Quelles sont ces recommandations internationales qui répondent aux besoins des malades et de leur entourage ?

  1. Les personnes sans diagnostic sont touchées par les conséquences de la rareté de leur maladies : absence d’information, difficultés d’accompagnement, besoins non couverts. Face à des difficultés importantes, il est recommandé que les politiques nationales maladies rares intègrent une prise en charge médicale et sociale spécifique pour les personnes sans diagnostic. Trop souvent l’absence de diagnostic a pour conséquence une absence de reconnaissance et d’accès à des compensations sociales, à l’éducation et à l’emploi. Des politiques nationales pour les sans diagnostic nécessitent une coordination, une communication et un partage d’information entre tous les acteurs.
  2. Chaque pays doit pouvoir porter des politiques volontaristes en matière de diagnostic. La France s’est ainsi dotée d’un plan médecine génomique 2025. Durant une année, tous les acteurs (représentants institutionnels, agences de recherche et sanitaire, médecins, chercheurs, associations et industriels) ont pu être impliqués de façon transversale afin que soit examinée, sur les dix prochaines années, la mise en place des conditions d’accès au diagnostic génétique en France.
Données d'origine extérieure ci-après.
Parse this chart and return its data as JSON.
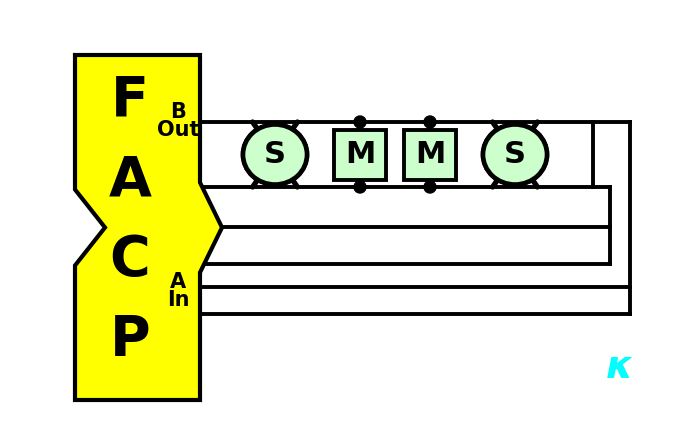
{
  "bg_color": "#ffffff",
  "facp_yellow": "#ffff00",
  "facp_border": "#000000",
  "wire_color": "#000000",
  "sensor_fill": "#ccffcc",
  "module_fill": "#ccffcc",
  "wire_lw": 2.8,
  "border_lw": 3.0,
  "facp_letters": [
    "F",
    "A",
    "C",
    "P"
  ],
  "b_out_label": [
    "B",
    "Out"
  ],
  "a_in_label": [
    "A",
    "In"
  ],
  "signature_color": "#00ffff",
  "signature_text": "κ",
  "figw": 7.0,
  "figh": 4.42,
  "dpi": 100
}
  3. L’articulation dans le partage des connaissances entre les pays et au sein des pays est fondamentale. En France, le filière de santé AnDDI-Rares, porte activement cette problématique en formalisant notamment un partenariat avec l’Association ASDU et Maladies Rares Info Services. Les remontées issues des patients quant à leur maladie permettent de mieux comprendre la clinique avec le diagnostic génétique et ce savoir doit être partagé.
  4. Les programmes de recherche sur les questions liées aux nouvelles technologies doivent impliquer les associations. Les Sciences Humaines et Sociales (SHS) abordent des champs non encore couverts par l’arrivée du séquençage haut débit. Le projet Sequapre, porté par le Pr. Laurence Faivre et financé par la Fondation maladies rares, a ainsi pour objectif  de mieux comprendre les préférences et ce qu’elles représentent pour les malades et leurs familles par rapport à l’arrivée de ces nouvelles technologies de diagnostic. L’Alliance Maladies Rares est partenaire dès l’origine de ce programme de recherche.
  5. L’utilisation des nouvelles technologies s’accompagne de collaborations accrues sur le plan international en favorisant un partage important des données issues de l’analyse de l’exome ou du génome de la personne en recherche de diagnostic. La mise en place de l’ERN ITHACA (Rare Malformations, Developmental Anomalies & Rare Intellectual disabilities) favorisera de grands progrès dans la recherche des patients sans diagnostic en créant un éco-système favorable entre les partenaires impliqués dans ce réseau.

Ces recommandations garantissent ainsi un cadre favorable de bonnes pratiques aux personnes en absence de diagnostic. Les questions éthiques sont un enjeu important du développement de ces nouvelles technologies et assurent que les progrès de la médecine génomique mettent en permanence le malade et sa famille au centre des préoccupations de tous les acteurs mobilisés (associations, médecins, chercheurs, politiques).